If Plaintiff believes that he can assert facts showing that tolling is warranted, he may move to re-open this case and to file an amended complaint stating the basis for tolling.
Plaintiff should note that when an amended complaint is filed, the original complaint no longer performs any function in the case and "cannot be utilized to cure defects in the amended [complaint], unless the relevant portion is specifically incorporated in the new [complaint]." 6 Wright, Miller & Kane, Federal Practice and Procedure § 1476 (2d ed.1990) (footnotes omitted). An amended complaint may adopt some or all of the allegations in the original complaint, but the identification of the particular allegations to be adopted must be clear and explicit.

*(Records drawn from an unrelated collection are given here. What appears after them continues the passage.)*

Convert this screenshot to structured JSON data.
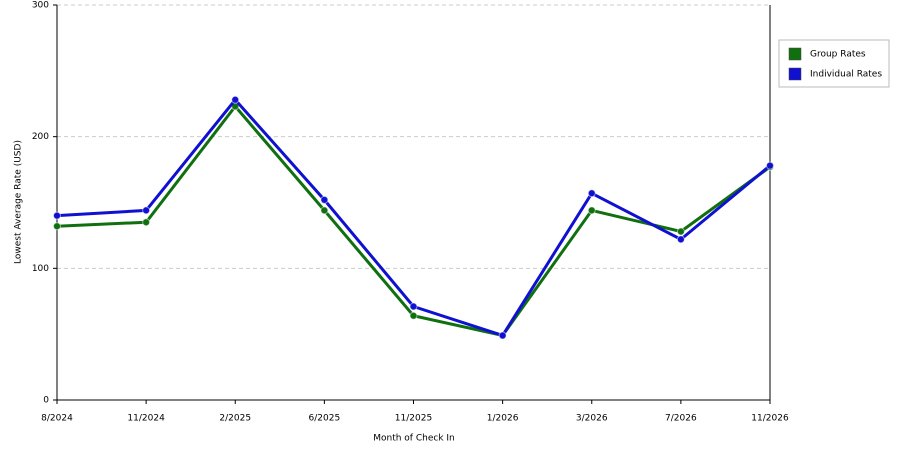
{
  "chart_data": {
    "type": "line",
    "x_label": "Month of Check In",
    "y_label": "Lowest Average Rate (USD)",
    "categories": [
      "8/2024",
      "11/2024",
      "2/2025",
      "6/2025",
      "11/2025",
      "1/2026",
      "3/2026",
      "7/2026",
      "11/2026"
    ],
    "series": [
      {
        "name": "Group Rates",
        "color": "#107010",
        "values": [
          132,
          135,
          223,
          144,
          64,
          49,
          144,
          128,
          177
        ]
      },
      {
        "name": "Individual Rates",
        "color": "#1010d0",
        "values": [
          140,
          144,
          228,
          152,
          71,
          49,
          157,
          122,
          178
        ]
      }
    ],
    "ylim": [
      0,
      300
    ],
    "yticks": [
      0,
      100,
      200,
      300
    ],
    "grid": true,
    "legend": "right"
  }
}
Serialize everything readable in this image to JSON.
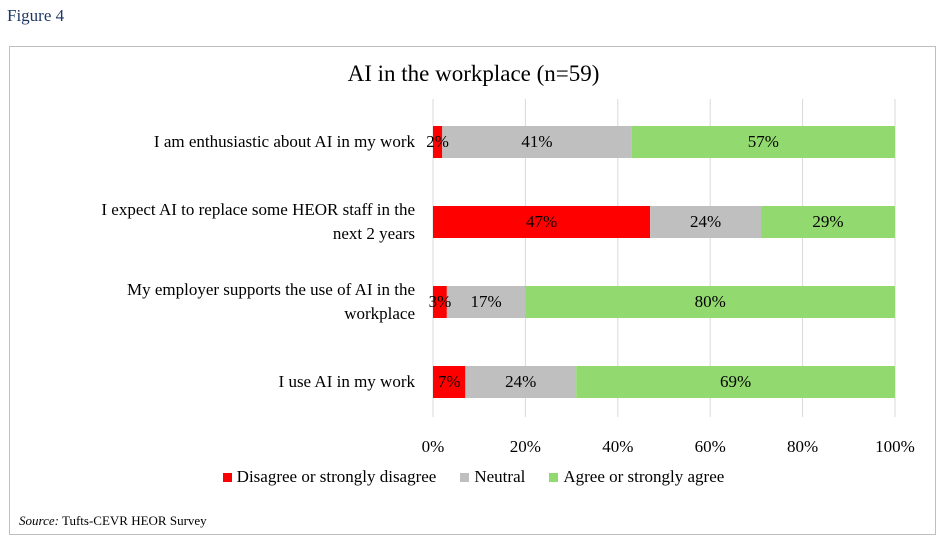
{
  "figure_label": "Figure 4",
  "source": {
    "prefix": "Source:",
    "text": " Tufts-CEVR HEOR Survey"
  },
  "chart_data": {
    "type": "bar",
    "orientation": "horizontal",
    "stacked": true,
    "title": "AI in the workplace (n=59)",
    "categories": [
      "I am enthusiastic about AI in my work",
      "I expect AI to replace some HEOR staff in the next 2 years",
      "My employer supports the use of AI in the workplace",
      "I use AI in my work"
    ],
    "category_lines": [
      [
        "I am enthusiastic about AI in my work"
      ],
      [
        "I expect AI to replace some HEOR staff in the",
        "next 2 years"
      ],
      [
        "My employer supports the use of AI in the",
        "workplace"
      ],
      [
        "I use AI in my work"
      ]
    ],
    "series": [
      {
        "name": "Disagree or strongly disagree",
        "color": "#ff0000",
        "values": [
          2,
          47,
          3,
          7
        ],
        "labels": [
          "2%",
          "47%",
          "3%",
          "7%"
        ]
      },
      {
        "name": "Neutral",
        "color": "#bfbfbf",
        "values": [
          41,
          24,
          17,
          24
        ],
        "labels": [
          "41%",
          "24%",
          "17%",
          "24%"
        ]
      },
      {
        "name": "Agree or strongly agree",
        "color": "#92d96f",
        "values": [
          57,
          29,
          80,
          69
        ],
        "labels": [
          "57%",
          "29%",
          "80%",
          "69%"
        ]
      }
    ],
    "xlim": [
      0,
      100
    ],
    "xticks": [
      0,
      20,
      40,
      60,
      80,
      100
    ],
    "xtick_labels": [
      "0%",
      "20%",
      "40%",
      "60%",
      "80%",
      "100%"
    ],
    "grid": true,
    "legend": "bottom"
  }
}
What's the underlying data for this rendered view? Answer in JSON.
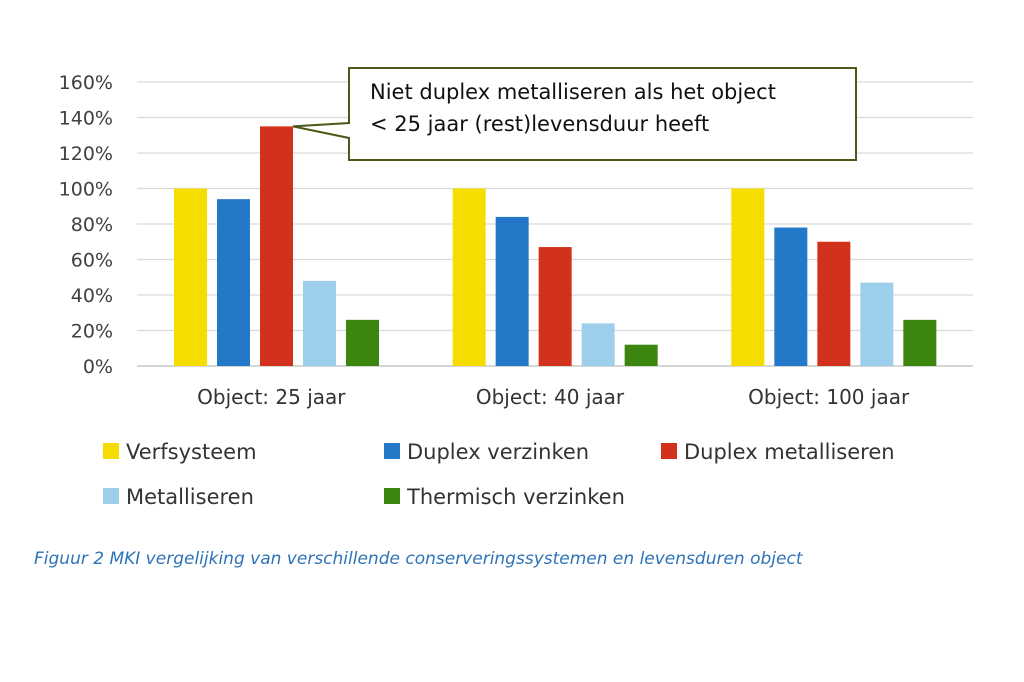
{
  "chart_data": {
    "type": "bar",
    "categories": [
      "Object: 25 jaar",
      "Object: 40 jaar",
      "Object: 100 jaar"
    ],
    "series": [
      {
        "name": "Verfsysteem",
        "color": "#f5dd00",
        "values": [
          100,
          100,
          100
        ]
      },
      {
        "name": "Duplex verzinken",
        "color": "#2478c8",
        "values": [
          94,
          84,
          78
        ]
      },
      {
        "name": "Duplex metalliseren",
        "color": "#d2311c",
        "values": [
          135,
          67,
          70
        ]
      },
      {
        "name": "Metalliseren",
        "color": "#9dcfec",
        "values": [
          48,
          24,
          47
        ]
      },
      {
        "name": "Thermisch verzinken",
        "color": "#3c8610",
        "values": [
          26,
          12,
          26
        ]
      }
    ],
    "ylim": [
      0,
      160
    ],
    "yticks": [
      "0%",
      "20%",
      "40%",
      "60%",
      "80%",
      "100%",
      "120%",
      "140%",
      "160%"
    ],
    "grid": true,
    "legend_position": "bottom",
    "annotation": {
      "lines": [
        "Niet duplex metalliseren als het object",
        "< 25 jaar (rest)levensduur heeft"
      ],
      "target_category": "Object: 25 jaar",
      "target_series": "Duplex metalliseren"
    }
  },
  "caption": "Figuur 2 MKI vergelijking van verschillende conserveringssystemen en levensduren object"
}
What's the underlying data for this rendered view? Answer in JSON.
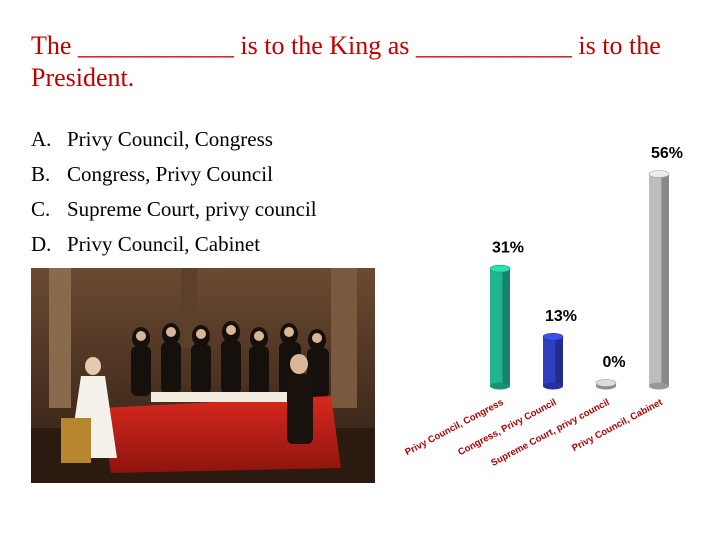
{
  "question": {
    "text": "The ____________ is to the King as ____________ is to the President."
  },
  "options": [
    {
      "letter": "A.",
      "text": "Privy Council, Congress"
    },
    {
      "letter": "B.",
      "text": "Congress, Privy Council"
    },
    {
      "letter": "C.",
      "text": "Supreme Court, privy council"
    },
    {
      "letter": "D.",
      "text": "Privy Council, Cabinet"
    }
  ],
  "image": {
    "subject": "painting-council-meeting"
  },
  "chart_data": {
    "type": "bar",
    "style": "3d-cylinder",
    "categories": [
      "Privy Council, Congress",
      "Congress, Privy Council",
      "Supreme Court, privy council",
      "Privy Council, Cabinet"
    ],
    "values": [
      31,
      13,
      0,
      56
    ],
    "value_labels": [
      "31%",
      "13%",
      "0%",
      "56%"
    ],
    "colors": [
      "#1fb58f",
      "#2f3fc0",
      "#b0b0b0",
      "#bdbdbd"
    ],
    "ylim": [
      0,
      56
    ],
    "grid": false,
    "legend": "none",
    "title": "",
    "xlabel": "",
    "ylabel": ""
  }
}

Id. To avoid confusion, the safer course is to file an amended complaint that is complete in itself. Id.
III. CONCLUSION
For the reasons stated above, the complaint will be dismissed in its entirety for failure to state a claim upon which relief may be granted pursuant to 28 U.S.C. § 1915(e)(2)(B)(ii) and 28 U.S.C. § 1915A(b)(1). Plaintiff's application for pro bono counsel (Docket Entry No. 7) and "motion for summary judgment" (Docket Entry No. 8) are dismissed as moot. At Camden.
To the extent Plaintiff intended to raise any state law claims, those claims are dismissed. Pursuant to 28 U.S.C. § 1367(c)(3), where a district court has dismissed all claims over which it has original jurisdiction, it may decline to exercise supplemental jurisdiction over a related state law claim. The Court of Appeals for the Third Circuit has held that, where all federal claims are dismissed before trial, "the district court must decline to decide the pendent state claims unless considerations of judicial economy, convenience, and fairness to the parties provide an affirmative justification for doing so." Hedges v. Musco, 204 F.3d 109, 123 (3d Cir. 2000) (citations omitted). As no such extraordinary circumstances appear to be present, this Court will dismiss any state law claim without prejudice.